The first photo through the large telescope

To test the optical performance of our main instrument, we have now used a large CCD camera in the telescope focus for the first time. This camera is adapted to the telescope focal length, so that the image sampling is sufficiently good. After we have aligned the mount, we could now try a first shot. The Ring Nebula Messier 57, an easy to find planetary nebula in the constellation of the Lyra, is a good choice. Color filters were not used. The seeing conditions were not very good with about 2.5 arcseconds. The image is composed of 21 images, each exposed for 60 seconds.

First of all, the star images, which are round up to the edge of the image field of about 17 arcminutes, point to a high quality of the Ritchey-Chretien mirror optics. This is especially true given our relatively large CCD chip. The ring structures already show a strong contrast in view of the rather short exposure time, which can be casually explained by the large telescope aperture. The star images on the other hand points to the mediocre seeing. Another hint to the large telescope aperture can be found in the imaged galaxy IC 1296 about three nebula diameters to the right of the Ring Nebula. This spiral at a distance of more than 200 million light years is about 1500 times fainter than a star just visible to the eye in a dark sky. If one walks another two nebula diameters further, one finds another very faint diffuse background galaxy of unknown brightness and distance.

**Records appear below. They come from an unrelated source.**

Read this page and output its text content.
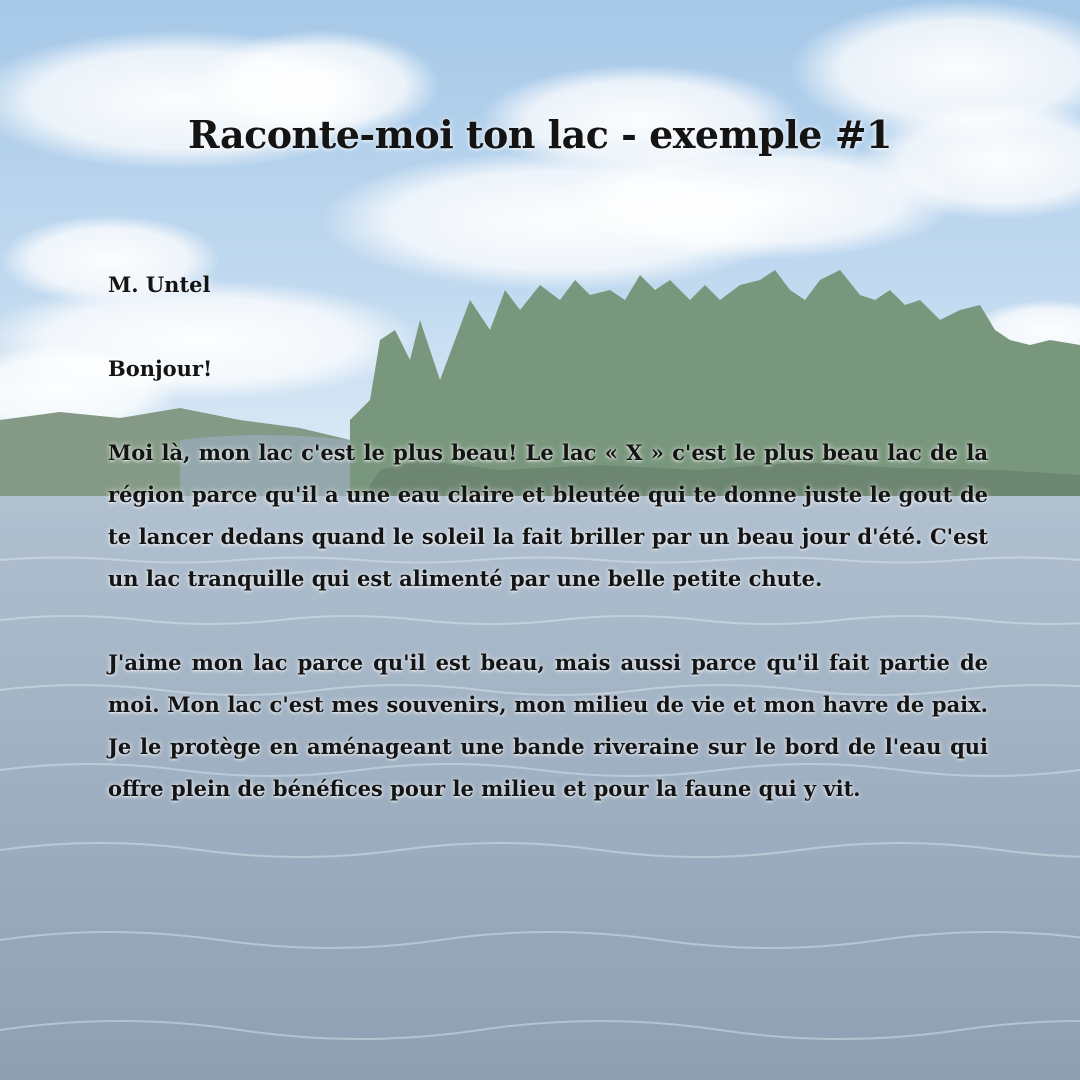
Raconte-moi ton lac - exemple #1

M. Untel

Bonjour!

Moi là, mon lac c'est le plus beau! Le lac « X » c'est le plus beau lac de la région parce qu'il a une eau claire et bleutée qui te donne juste le gout de te lancer dedans quand le soleil la fait briller par un beau jour d'été. C'est un lac tranquille qui est alimenté par une belle petite chute.

J'aime mon lac parce qu'il est beau, mais aussi parce qu'il fait partie de moi. Mon lac c'est mes souvenirs, mon milieu de vie et mon havre de paix. Je le protège en aménageant une bande riveraine sur le bord de l'eau qui offre plein de bénéfices pour le milieu et pour la faune qui y vit.
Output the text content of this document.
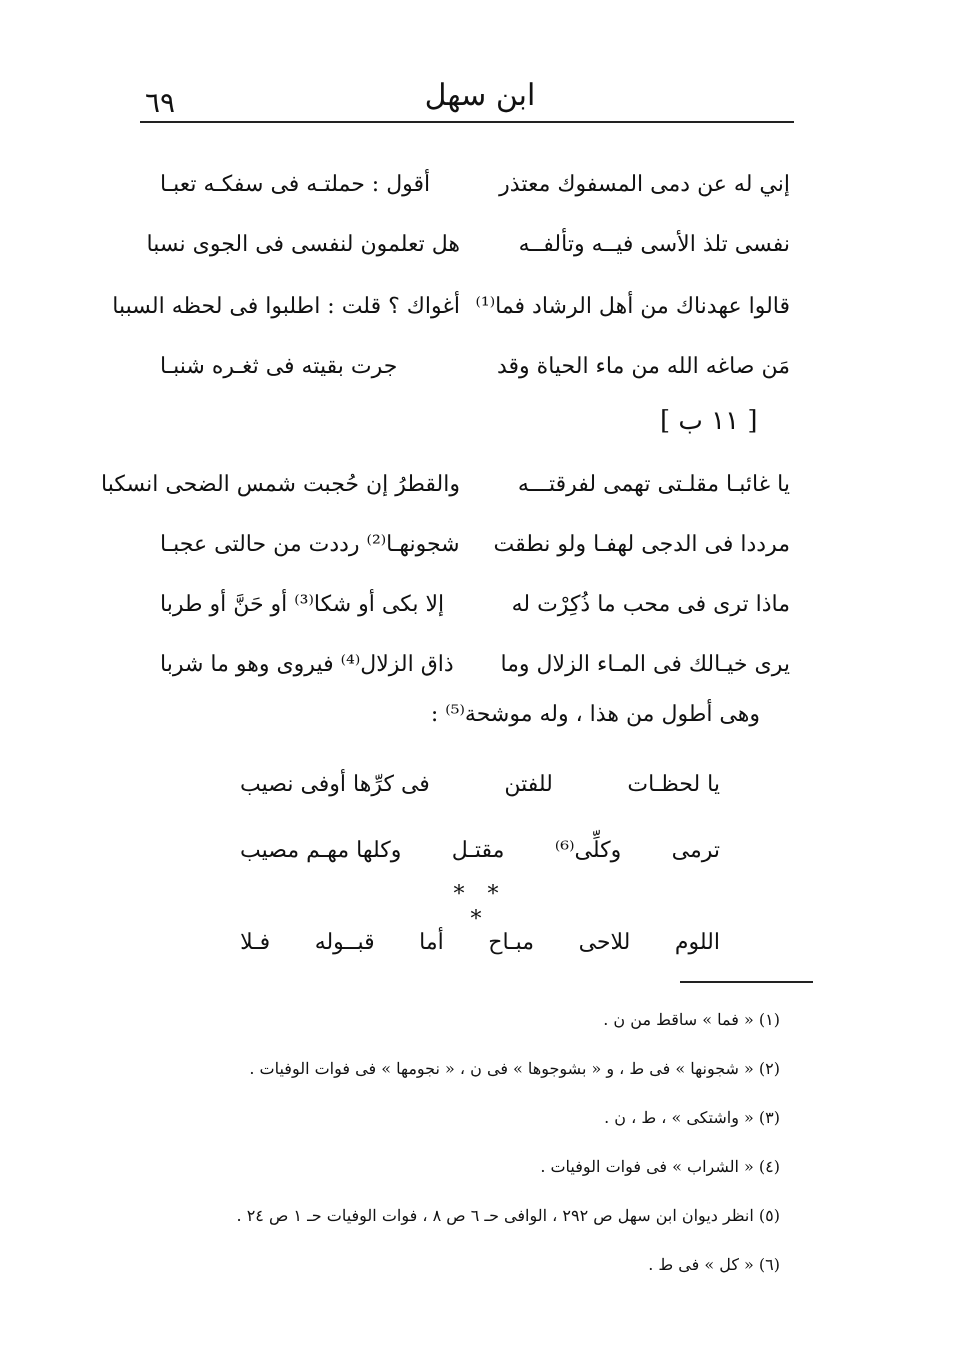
ابن سهل
٦٩
إني له عن دمى المسفوك معتذر
أقول : حملتـه فى سفكـه تعبـا
نفسى تلذ الأسى فيــه وتألفــه
هل تعلمون لنفسى فى الجوى نسبا
قالوا عهدناك من أهل الرشاد فما⁽¹⁾
أغواك ؟ قلت : اطلبوا فى لحظه السببا
مَن صاغه الله من ماء الحياة وقد
جرت بقيته فى ثغـره شنبـا
[ ١١ ب ]
يا غائبـا مقلـتى تهمى لفرقتـــه
والقطرُ إن حُجبت شمس الضحى انسكبا
مرددا فى الدجى لهفـا ولو نطقت
شجونهـا⁽²⁾ رددت من حالتى عجبـا
ماذا ترى فى محب ما ذُكِرْت له
إلا بكى أو شكا⁽³⁾ أو حَنَّ أو طربا
يرى خيـالك فى المـاء الزلال وما
ذاق الزلال⁽⁴⁾ فيروى وهو ما شربا
وهى أطول من هذا ، وله موشحة⁽⁵⁾ :
يا لحظـات
للفتن
فى كرِّها أوفى نصيب
ترمى
وكلِّى⁽⁶⁾
مقتـل
وكلها مهـم مصيب
* * *
اللوم
للاحى
مبـاح
أما
قبــوله
فـلا
(١) « فما » ساقط من ن .
(٢) « شجونها » فى ط ، و « بشوجوها » فى ن ، « نجومها » فى فوات الوفيات .
(٣) « واشتكى » ، ط ، ن .
(٤) « الشراب » فى فوات الوفيات .
(٥) انظر ديوان ابن سهل ص ٢٩٢ ، الوافى حـ ٦ ص ٨ ، فوات الوفيات حـ ١ ص ٢٤ .
(٦) « كل » فى ط .
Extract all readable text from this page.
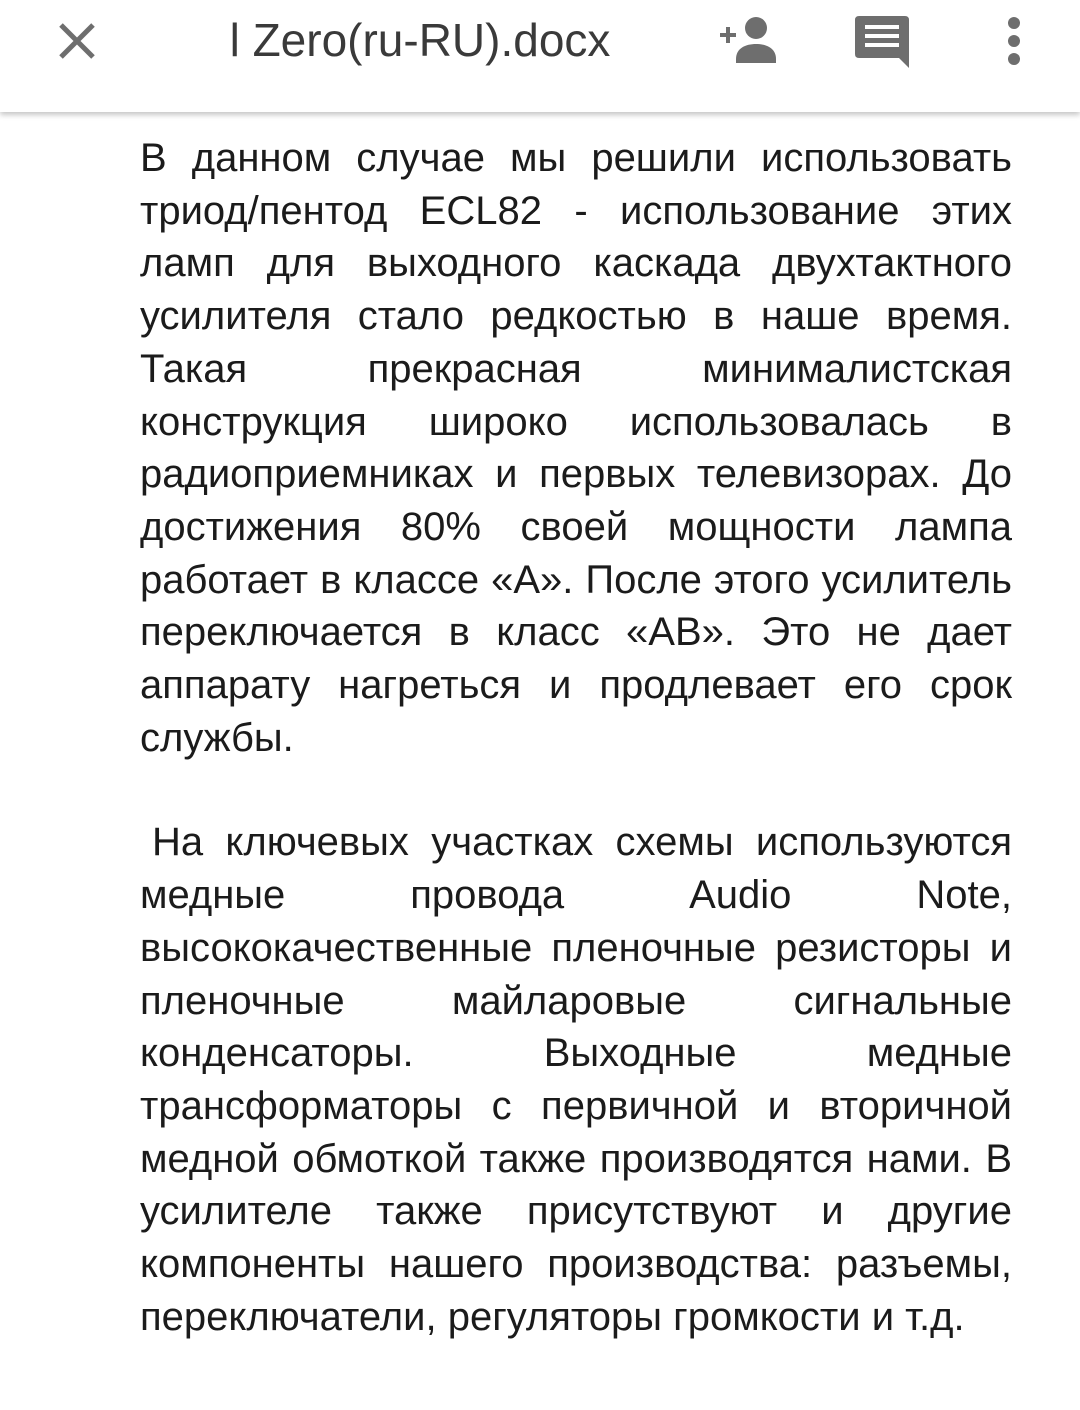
l Zero(ru-RU).docx

В данном случае мы решили использовать триод/пентод ECL82 - использование этих ламп для выходного каскада двухтактного усилителя стало редкостью в наше время. Такая прекрасная минималистская конструкция широко использовалась в радиоприемниках и первых телевизорах. До достижения 80% своей мощности лампа работает в классе «А». После этого усилитель переключается в класс «АВ». Это не дает аппарату нагреться и продлевает его срок службы.

На ключевых участках схемы используются медные провода Audio Note, высококачественные пленочные резисторы и пленочные майларовые сигнальные конденсаторы. Выходные медные трансформаторы с первичной и вторичной медной обмоткой также производятся нами. В усилителе также присутствуют и другие компоненты нашего производства: разъемы, переключатели, регуляторы громкости и т.д.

All single images were loaded into the program DeepSkyStacker to stack the best 70%. The result was stretched in PhotoShop (alternately with image correction/gradation curve and image correction/tonal value correction). Then, using the CameraRAW filter, the exposure, contrast, white and black levels were adjusted, haze was removed, and clarity, sharpness and luminance were adjusted. Then processed again with the image correction.

More engineering runs will follow until all systems on the telescope are working reliably. After that we will celebrate!